Ward-Bergeman was camping in Swanage in Dorset during the weekend of the local folk festival when he spotted a Morris dance team with this broom handle covered in bottle tops with a baby's boot on the bottom. He was immediately covetous; as who wouldn't be, he says. So he and Seznec decided to make something similar and incorporate it into their act. The name Freedom Boot comes not, as many have assumed, from them being Americans; they called it that because they persuaded the owners of the Freedom brewery in Staffordshire to give them 450 bottle tops from their Freedom organic lager to pin to their pole.
All sorts of other items have since been appended. There's a bag attached that contains a golden eagle talon and two lion claws sent by a fan in Inverness, and Clifford appropriated wood cuttings from the Door of Angst in Stirling's Tolbooth arts centre, where in its previous service hangings took place.

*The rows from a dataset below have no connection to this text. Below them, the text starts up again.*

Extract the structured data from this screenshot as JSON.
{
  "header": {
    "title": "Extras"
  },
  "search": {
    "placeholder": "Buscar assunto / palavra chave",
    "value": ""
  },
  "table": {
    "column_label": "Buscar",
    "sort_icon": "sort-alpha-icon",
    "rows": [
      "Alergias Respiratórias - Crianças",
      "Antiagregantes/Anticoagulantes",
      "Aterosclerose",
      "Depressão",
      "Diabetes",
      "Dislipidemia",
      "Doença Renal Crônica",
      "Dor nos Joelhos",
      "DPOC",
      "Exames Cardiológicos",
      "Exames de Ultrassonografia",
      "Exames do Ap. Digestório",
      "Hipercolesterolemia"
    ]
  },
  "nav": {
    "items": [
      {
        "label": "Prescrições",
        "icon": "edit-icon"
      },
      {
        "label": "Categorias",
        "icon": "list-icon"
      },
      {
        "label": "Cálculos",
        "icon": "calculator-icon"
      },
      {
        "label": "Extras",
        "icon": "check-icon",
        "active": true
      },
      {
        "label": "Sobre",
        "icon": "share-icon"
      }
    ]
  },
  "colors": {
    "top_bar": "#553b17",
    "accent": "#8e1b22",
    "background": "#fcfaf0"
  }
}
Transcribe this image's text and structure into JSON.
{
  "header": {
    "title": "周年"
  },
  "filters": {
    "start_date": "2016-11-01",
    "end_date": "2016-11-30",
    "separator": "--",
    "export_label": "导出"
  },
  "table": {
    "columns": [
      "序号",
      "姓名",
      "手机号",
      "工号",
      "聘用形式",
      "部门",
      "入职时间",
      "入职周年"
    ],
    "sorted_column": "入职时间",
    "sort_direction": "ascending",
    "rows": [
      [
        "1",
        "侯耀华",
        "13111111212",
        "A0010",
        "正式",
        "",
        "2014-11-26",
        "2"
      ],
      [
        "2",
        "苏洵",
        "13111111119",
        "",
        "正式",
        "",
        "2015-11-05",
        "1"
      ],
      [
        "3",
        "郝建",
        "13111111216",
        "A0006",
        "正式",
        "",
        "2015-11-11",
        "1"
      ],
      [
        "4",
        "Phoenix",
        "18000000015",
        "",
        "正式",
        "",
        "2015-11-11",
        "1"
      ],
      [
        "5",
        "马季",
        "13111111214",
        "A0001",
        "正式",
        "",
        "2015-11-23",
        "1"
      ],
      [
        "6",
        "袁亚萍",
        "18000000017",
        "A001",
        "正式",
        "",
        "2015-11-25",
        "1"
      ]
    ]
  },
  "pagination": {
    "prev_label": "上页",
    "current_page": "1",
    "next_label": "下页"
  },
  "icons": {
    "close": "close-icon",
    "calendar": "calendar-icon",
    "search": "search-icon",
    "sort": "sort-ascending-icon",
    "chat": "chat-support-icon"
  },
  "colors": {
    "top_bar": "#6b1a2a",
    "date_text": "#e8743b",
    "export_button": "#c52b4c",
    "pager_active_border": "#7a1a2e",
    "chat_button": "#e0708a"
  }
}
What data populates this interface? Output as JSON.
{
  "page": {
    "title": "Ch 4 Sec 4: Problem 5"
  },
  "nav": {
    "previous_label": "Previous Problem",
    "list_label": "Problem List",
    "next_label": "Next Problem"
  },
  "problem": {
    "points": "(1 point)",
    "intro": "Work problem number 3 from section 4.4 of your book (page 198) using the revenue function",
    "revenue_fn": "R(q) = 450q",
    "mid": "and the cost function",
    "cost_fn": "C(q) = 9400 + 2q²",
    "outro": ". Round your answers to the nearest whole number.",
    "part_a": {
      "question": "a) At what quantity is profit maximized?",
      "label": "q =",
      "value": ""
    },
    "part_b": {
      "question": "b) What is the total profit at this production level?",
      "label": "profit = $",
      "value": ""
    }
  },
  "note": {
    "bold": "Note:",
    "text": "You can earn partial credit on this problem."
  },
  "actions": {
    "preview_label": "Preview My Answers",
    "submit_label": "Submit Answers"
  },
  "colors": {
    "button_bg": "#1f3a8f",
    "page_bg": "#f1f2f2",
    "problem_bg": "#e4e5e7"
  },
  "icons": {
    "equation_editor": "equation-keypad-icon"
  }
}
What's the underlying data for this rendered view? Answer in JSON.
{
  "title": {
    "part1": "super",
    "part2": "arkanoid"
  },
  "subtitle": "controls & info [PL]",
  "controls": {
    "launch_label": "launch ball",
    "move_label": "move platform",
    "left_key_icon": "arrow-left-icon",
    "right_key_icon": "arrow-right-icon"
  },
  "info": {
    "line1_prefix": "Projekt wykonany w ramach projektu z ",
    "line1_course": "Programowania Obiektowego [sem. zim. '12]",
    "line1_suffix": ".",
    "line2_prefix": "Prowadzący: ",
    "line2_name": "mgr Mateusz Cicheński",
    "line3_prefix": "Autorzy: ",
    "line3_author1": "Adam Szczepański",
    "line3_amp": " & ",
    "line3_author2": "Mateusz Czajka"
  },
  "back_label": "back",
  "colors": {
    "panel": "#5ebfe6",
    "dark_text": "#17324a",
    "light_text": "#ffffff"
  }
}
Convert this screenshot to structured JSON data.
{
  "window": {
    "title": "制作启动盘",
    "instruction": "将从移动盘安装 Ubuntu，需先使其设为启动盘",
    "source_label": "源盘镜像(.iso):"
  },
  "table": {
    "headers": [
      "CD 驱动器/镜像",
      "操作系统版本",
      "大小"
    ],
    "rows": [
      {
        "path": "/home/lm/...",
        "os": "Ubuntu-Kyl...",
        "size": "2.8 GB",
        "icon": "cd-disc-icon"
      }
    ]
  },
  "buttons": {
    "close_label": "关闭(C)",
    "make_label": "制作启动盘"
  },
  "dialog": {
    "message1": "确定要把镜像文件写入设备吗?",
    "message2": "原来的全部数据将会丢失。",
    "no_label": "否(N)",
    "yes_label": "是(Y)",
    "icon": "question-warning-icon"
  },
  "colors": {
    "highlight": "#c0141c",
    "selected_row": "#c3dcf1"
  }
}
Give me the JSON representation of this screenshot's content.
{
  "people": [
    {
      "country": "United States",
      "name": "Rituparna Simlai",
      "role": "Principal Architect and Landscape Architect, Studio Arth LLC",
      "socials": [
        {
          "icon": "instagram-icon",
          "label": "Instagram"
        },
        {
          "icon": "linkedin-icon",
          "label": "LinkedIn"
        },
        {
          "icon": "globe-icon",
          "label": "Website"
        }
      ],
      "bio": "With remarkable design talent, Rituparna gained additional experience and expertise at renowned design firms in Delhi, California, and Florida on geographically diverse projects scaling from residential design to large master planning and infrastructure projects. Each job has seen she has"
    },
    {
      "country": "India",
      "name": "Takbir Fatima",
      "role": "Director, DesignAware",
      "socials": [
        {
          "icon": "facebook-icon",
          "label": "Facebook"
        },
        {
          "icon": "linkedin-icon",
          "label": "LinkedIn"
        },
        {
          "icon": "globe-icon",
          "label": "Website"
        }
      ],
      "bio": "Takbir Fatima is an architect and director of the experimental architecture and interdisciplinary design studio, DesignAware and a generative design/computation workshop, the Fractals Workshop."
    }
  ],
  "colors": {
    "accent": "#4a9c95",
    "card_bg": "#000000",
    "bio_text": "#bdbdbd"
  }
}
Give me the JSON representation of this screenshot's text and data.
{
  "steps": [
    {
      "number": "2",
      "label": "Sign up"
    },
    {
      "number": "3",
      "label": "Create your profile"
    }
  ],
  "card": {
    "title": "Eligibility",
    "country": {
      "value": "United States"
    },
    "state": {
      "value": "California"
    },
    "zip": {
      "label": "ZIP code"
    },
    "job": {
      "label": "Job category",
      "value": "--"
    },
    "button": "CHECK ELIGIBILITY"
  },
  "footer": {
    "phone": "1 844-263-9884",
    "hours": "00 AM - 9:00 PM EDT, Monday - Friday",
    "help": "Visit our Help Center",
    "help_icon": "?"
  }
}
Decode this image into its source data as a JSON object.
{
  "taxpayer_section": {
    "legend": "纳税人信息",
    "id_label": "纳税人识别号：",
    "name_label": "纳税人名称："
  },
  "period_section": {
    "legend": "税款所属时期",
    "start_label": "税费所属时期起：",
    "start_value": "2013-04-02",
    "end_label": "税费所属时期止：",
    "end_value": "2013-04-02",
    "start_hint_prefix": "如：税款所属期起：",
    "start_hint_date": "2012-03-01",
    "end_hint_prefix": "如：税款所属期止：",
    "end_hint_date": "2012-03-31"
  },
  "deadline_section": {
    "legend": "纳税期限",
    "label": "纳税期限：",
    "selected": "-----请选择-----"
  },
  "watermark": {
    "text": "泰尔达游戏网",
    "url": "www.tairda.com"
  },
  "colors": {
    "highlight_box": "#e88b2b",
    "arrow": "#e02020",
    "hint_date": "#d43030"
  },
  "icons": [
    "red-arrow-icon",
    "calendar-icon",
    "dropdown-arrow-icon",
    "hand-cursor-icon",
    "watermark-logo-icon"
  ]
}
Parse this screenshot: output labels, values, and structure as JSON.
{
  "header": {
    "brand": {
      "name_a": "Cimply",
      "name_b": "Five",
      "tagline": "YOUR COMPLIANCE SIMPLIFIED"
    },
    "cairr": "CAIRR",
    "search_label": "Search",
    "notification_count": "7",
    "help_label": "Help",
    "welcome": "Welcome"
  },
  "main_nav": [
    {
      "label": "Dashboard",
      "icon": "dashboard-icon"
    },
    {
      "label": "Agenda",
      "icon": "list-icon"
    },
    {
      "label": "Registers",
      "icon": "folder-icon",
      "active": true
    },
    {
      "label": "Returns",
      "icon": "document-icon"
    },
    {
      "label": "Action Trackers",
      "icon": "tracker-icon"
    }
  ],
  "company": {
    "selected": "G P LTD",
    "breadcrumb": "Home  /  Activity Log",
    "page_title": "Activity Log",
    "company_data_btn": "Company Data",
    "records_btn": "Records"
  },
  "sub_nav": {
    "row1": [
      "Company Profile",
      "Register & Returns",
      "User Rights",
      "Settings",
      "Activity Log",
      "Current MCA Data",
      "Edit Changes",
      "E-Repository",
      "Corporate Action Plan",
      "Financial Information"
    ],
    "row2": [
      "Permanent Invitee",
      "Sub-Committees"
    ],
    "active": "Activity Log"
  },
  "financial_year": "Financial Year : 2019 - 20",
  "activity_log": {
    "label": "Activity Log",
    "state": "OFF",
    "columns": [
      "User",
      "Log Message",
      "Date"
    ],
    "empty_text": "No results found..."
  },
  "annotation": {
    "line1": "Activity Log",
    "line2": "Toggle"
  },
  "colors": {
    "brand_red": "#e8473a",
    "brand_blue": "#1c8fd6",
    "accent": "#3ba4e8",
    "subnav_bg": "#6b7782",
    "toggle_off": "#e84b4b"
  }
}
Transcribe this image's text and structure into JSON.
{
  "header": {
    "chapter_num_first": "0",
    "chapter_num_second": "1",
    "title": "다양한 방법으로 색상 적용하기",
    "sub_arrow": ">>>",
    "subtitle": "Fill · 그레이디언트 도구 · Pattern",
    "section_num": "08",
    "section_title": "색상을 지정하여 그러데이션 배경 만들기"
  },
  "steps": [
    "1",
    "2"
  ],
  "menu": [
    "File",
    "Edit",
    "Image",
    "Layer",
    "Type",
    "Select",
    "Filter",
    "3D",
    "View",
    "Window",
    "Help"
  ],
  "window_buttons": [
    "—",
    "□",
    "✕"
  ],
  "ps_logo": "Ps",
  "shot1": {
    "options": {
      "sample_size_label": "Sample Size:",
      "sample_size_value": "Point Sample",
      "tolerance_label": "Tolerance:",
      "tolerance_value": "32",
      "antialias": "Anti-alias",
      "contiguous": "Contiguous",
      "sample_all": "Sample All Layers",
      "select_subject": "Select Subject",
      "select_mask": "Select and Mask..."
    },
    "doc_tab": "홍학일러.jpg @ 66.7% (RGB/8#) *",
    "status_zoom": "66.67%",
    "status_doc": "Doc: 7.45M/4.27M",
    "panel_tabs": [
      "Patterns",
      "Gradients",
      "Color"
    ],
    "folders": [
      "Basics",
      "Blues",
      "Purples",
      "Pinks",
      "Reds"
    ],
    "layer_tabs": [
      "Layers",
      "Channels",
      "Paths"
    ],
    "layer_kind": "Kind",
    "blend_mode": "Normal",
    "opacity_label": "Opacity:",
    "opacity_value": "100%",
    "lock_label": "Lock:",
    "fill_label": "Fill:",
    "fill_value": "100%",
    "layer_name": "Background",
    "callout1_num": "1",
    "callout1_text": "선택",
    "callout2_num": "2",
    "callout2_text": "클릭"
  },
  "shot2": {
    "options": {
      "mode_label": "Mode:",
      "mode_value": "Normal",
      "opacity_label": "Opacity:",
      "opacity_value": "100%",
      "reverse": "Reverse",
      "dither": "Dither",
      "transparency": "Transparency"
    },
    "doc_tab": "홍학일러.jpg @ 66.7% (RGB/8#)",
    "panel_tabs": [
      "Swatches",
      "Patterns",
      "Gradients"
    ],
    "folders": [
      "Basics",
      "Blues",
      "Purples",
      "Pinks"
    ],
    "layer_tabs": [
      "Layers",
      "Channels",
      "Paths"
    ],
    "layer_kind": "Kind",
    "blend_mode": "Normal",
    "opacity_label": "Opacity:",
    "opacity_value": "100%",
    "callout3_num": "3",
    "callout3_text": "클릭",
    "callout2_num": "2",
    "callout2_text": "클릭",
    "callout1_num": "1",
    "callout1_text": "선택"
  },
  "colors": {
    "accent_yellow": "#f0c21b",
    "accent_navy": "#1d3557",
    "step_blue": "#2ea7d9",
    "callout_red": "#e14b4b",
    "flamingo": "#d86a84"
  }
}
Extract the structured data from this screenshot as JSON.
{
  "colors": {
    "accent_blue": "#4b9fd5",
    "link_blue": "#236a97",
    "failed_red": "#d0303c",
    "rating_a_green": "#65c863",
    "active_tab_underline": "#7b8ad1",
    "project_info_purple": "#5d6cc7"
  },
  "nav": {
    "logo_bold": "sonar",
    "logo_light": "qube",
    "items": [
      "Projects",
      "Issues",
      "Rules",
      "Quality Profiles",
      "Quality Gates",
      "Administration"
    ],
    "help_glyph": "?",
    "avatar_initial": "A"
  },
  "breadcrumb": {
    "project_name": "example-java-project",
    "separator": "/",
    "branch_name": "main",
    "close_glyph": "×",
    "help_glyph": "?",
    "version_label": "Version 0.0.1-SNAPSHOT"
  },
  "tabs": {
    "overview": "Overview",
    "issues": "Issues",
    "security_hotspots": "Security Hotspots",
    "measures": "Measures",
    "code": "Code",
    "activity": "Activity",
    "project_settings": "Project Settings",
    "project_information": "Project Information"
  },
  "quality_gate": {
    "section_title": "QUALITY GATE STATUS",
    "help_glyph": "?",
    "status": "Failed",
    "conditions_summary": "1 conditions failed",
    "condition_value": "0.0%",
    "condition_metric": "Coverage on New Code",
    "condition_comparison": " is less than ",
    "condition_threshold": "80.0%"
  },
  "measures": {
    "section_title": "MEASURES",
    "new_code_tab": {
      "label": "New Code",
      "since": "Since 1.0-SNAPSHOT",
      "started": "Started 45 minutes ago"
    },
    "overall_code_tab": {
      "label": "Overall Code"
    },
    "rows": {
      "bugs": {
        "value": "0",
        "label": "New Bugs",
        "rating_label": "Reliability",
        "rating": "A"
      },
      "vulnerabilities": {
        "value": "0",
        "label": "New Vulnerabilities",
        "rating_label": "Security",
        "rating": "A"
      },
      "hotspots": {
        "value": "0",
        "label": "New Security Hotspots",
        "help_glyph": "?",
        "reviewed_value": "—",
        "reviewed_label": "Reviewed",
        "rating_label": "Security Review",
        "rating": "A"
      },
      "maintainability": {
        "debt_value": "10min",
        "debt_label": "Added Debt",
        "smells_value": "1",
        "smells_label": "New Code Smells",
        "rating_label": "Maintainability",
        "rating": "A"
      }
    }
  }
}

Neither of the original Groanbox Boys believes in mojo or the dark arts particularly, but the boot has taken on a life of its own and helped to cement Ward-Bergeman's friendship with British-American composer David Bruce, who was so fascinated by it that he built his own and featured it in his composition, Piosenki, at Carnegie Hall last year. Now Freedom Boot building - and decorating - is a growing pastime in certain circles.
"It was just a novelty as far as we were concerned," says Ward-Bergeman, "but people see it and come up and say, Oh, you must be from Australia because that's a lagerphone'. Or they think we're German, because they have them there, too. And, actually, now that we've done some research, they had them all over the world going back 2000 years or more, and they would ward off evil spirits or inspire armies going into battle. It's a percussion instrument to us but between all the stuff that people have given us to put in the bag and all the theoretical and historical stuff that's been attached to it, it's become pretty heavy both physically and spiritually." The Groanbox Boys and their Freedom Boot appear at The Tall Ship, Glasgow, on Sunday September 7; The Village, Leith, on Monday, September 8; Old Library, Kilbarchan, on Tuesday, September 9; The Courtyard, Kenmore, on Wednesday, September 10; and Acoustic Music Club, Kirkcaldy, on Thursday, September 11.